Transportation Secretary Pete Buttigieg didn’t let Rep. Aaron Bean’s (R-Fla.) suggestion on electric vehicles slide as he offered a wicked rebuttal at a House Transportation and Infrastructure Committee hearing on Thursday.
“Is there a time that you will say, ‘You know what? This is just too expensive. This is just too expensive, we want to rethink this policy,’” asked Bean of tax rebates for EVs.
“If you think this is expensive, wait until you find out how much oil and gas subsidies you’ve been supporting,” Buttigieg replied.

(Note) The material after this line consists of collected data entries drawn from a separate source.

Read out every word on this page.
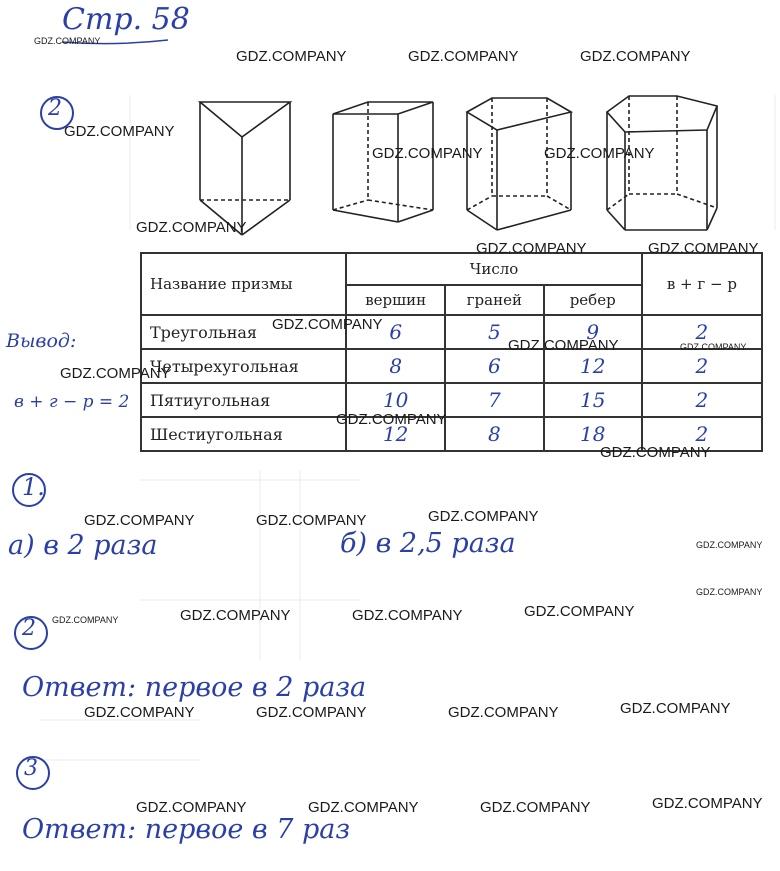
Стр. 58
2
Название призмы	Число			в + г − р
	вершин	граней	ребер	
Треугольная	6	5	9	2
Четырехугольная	8	6	12	2
Пятиугольная	10	7	15	2
Шестиугольная	12	8	18	2
Вывод:
в + г − р = 2
1.
а) в 2 раза	б) в 2,5 раза
2
Ответ: первое в 2 раза
3
Ответ: первое в 7 раз
GDZ.COMPANY
GDZ.COMPANY	GDZ.COMPANY	GDZ.COMPANY
GDZ.COMPANY
GDZ.COMPANY	GDZ.COMPANY
GDZ.COMPANY
GDZ.COMPANY	GDZ.COMPANY
GDZ.COMPANY
GDZ.COMPANY	GDZ.COMPANY
GDZ.COMPANY
GDZ.COMPANY
GDZ.COMPANY
GDZ.COMPANY	GDZ.COMPANY	GDZ.COMPANY
GDZ.COMPANY
GDZ.COMPANY
GDZ.COMPANY	GDZ.COMPANY	GDZ.COMPANY	GDZ.COMPANY
GDZ.COMPANY	GDZ.COMPANY	GDZ.COMPANY	GDZ.COMPANY
GDZ.COMPANY	GDZ.COMPANY	GDZ.COMPANY	GDZ.COMPANY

“Also, wait until you find out the economic impact that some economists have put at $15 million every hour, or every day, trillions of dollars every year from allowing the environmental conditions in this country and planet to worsen.”
Buttigieg, elsewhere in the hearing, checked Rep. Scott Perry (R-Pa.) for questioning Biden administration efforts to back EVs and for claiming there are “de facto” federal mandates to buy them in an industry that’s in a “bit of a tailspin.”
“I’m wondering is there some point, and if you’ve identified some point, where you will stop, where the administration will stop, where the federal government will stop this requirement and let the market decide, as opposed to the central planning model and this dictatorial policy?” the far-right Republican asked.
Buttigieg noted that he was responding on “limited” time before he rolled out his responses to Perry’s “factually incorrect portions” of his remarks.
“Beginning with the assertion that EV sales are going down. They are, in fact, going up every single year,” Buttigieg replied.
The transportation secretary, who scolded Perry’s use of the word “tailspin” to describe a “growing sector” of the economy, later left the lawmaker with one final challenge to his claims.
“There is no mandate,” Buttigieg said. “You can purchase a gas car if you want to pay gas prices at the pump. But if you don’t, you can purchase an EV.”